In the same way as you need to go to the folder, make sure it’s the folder
for the python file & the seo_data.db file.
then run the :


cd D:\user\folder\dezipped_folder\
python non_regression_to_csv.py
Do you want to export the differences? (y/n) : y
Do you want to export the SEO data? (y/n) : y
Differences have been exported to differences.csv.
Do you want to clear the ‘differences’ table after export? (y/n) : y
The ‘differences’ table has been cleared.
SEO data has been exported to seo_data.csv.
Do you want to clean the ‘seo_data’ table after export (keep only the last
entry for each element)? (y/n) : y
The ‘seo_data’ table has been cleaned to keep only the last entry for each
element.

here’s an example of data export under differences.csv & seo_data.csv
with database information removed.
Please note: I have not foreseen the case where you export one file after
another.
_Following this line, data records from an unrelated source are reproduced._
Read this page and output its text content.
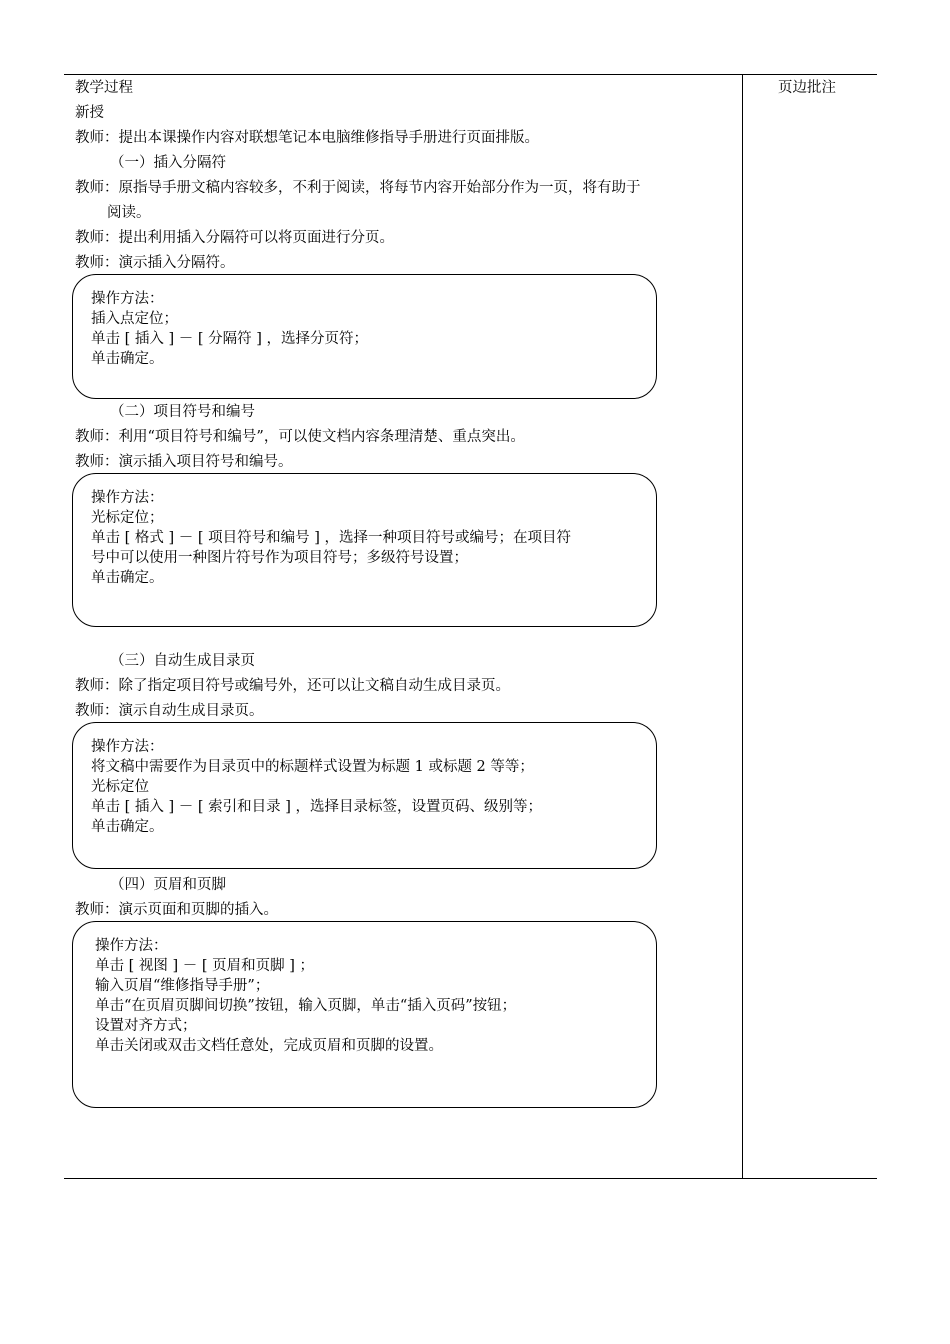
教学过程	页边批注
新授
教师：提出本课操作内容对联想笔记本电脑维修指导手册进行页面排版。
（一）插入分隔符
教师：原指导手册文稿内容较多，不利于阅读，将每节内容开始部分作为一页，将有助于
阅读。
教师：提出利用插入分隔符可以将页面进行分页。
教师：演示插入分隔符。
操作方法：
插入点定位；
单击 [ 插入 ] － [ 分隔符 ] ，选择分页符；
单击确定。
（二）项目符号和编号
教师：利用“项目符号和编号”，可以使文档内容条理清楚、重点突出。
教师：演示插入项目符号和编号。
操作方法：
光标定位；
单击 [ 格式 ] － [ 项目符号和编号 ] ，选择一种项目符号或编号；在项目符
号中可以使用一种图片符号作为项目符号；多级符号设置；
单击确定。
（三）自动生成目录页
教师：除了指定项目符号或编号外，还可以让文稿自动生成目录页。
教师：演示自动生成目录页。
操作方法：
将文稿中需要作为目录页中的标题样式设置为标题 1 或标题 2 等等；
光标定位
单击 [ 插入 ] － [ 索引和目录 ] ，选择目录标签，设置页码、级别等；
单击确定。
（四）页眉和页脚
教师：演示页面和页脚的插入。
操作方法：
单击 [ 视图 ] － [ 页眉和页脚 ] ；
输入页眉“维修指导手册”；
单击“在页眉页脚间切换”按钮，输入页脚，单击“插入页码”按钮；
设置对齐方式；
单击关闭或双击文档任意处，完成页眉和页脚的设置。
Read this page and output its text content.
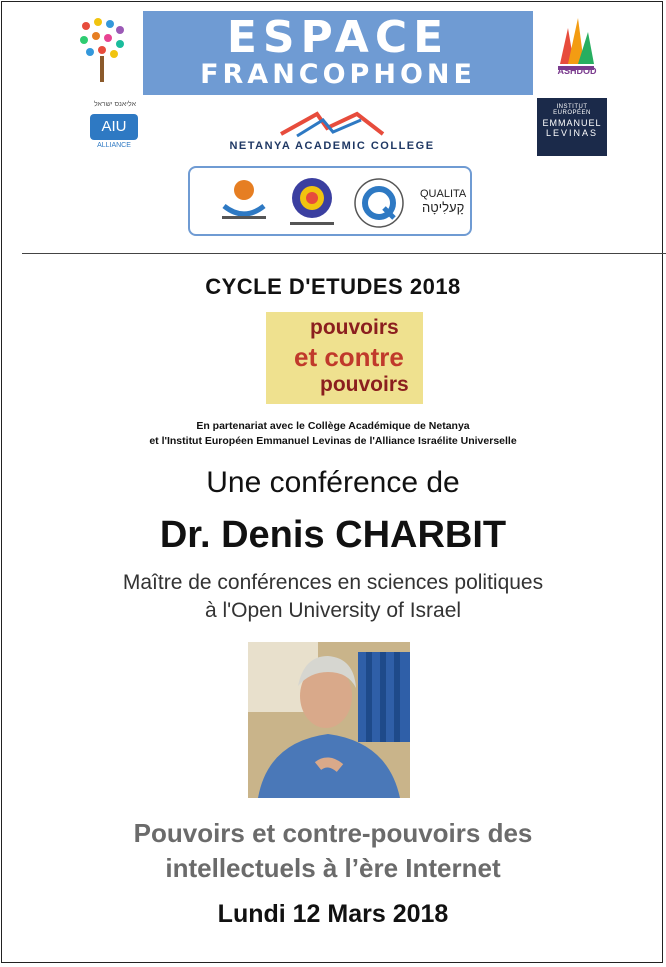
ESPACE
FRANCOPHONE	ASHDOD
אליאנס ישראל
AIU
ALLIANCE	NETANYA ACADEMIC COLLEGE
INSTITUT EUROPÉEN
EMMANUEL
LEVINAS
QUALITA
קָעלִיטָה
CYCLE D'ETUDES 2018
pouvoirs
et contre
pouvoirs
En partenariat avec le Collège Académique de Netanya
et l'Institut Européen Emmanuel Levinas de l'Alliance Israélite Universelle
Une conférence de
Dr. Denis CHARBIT
Maître de conférences en sciences politiques
à l'Open University of Israel
Pouvoirs et contre-pouvoirs des
intellectuels à l’ère Internet
Lundi 12 Mars 2018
If you export 2 times without changing the names of the
differences.csv & seo_data.csv files, you risk, at worst, rewriting the files
and losing the historical information, at best, not being able to export the
data because the file would be open on your computer and you’d get an
error mentioning a lack of rights.


Output files:
difference.csv, with the following columns:

id: line number

timestamp: precise date and time (in UTC format) of entry into the
database (and therefore of comparison: this is the date on which the
modification was observed).

type: link or page, depending on whether a link or a url is being tested
element: the source and target of the link tested, or the url tested

data: a “dictionary” storing all the information tested in the last state
known to the script at the time of comparison

difference: an automatic comment on the observed change.


To explain what you are about to see :

For links : when you see the xpath change, it means that the link (or at
least the first occurrence of the link) has been moved within the HTML
structure of the page. This may simply be due to a graphic modification to
the site, but it may also be a modification to the content or the page in
particular.

When you see “xpath changed from […] to None, rel_attribute changed
from […] to None, links_list changed from […] to None”, the link has been
deleted. As the 3 elements are tested, it makes sense to see the 3
corrections indicated instead of just “link deleted”, which in my opinion is
a little too simple: here we indicate where the link was before it was
deleted, which rel attribute it had and how many times it appeared in the
page.

For pages : The change in title, description, htags (my name for h1 to h6) and the
number of htags are all stored equally to give a precise idea of the
change that has taken place on the page.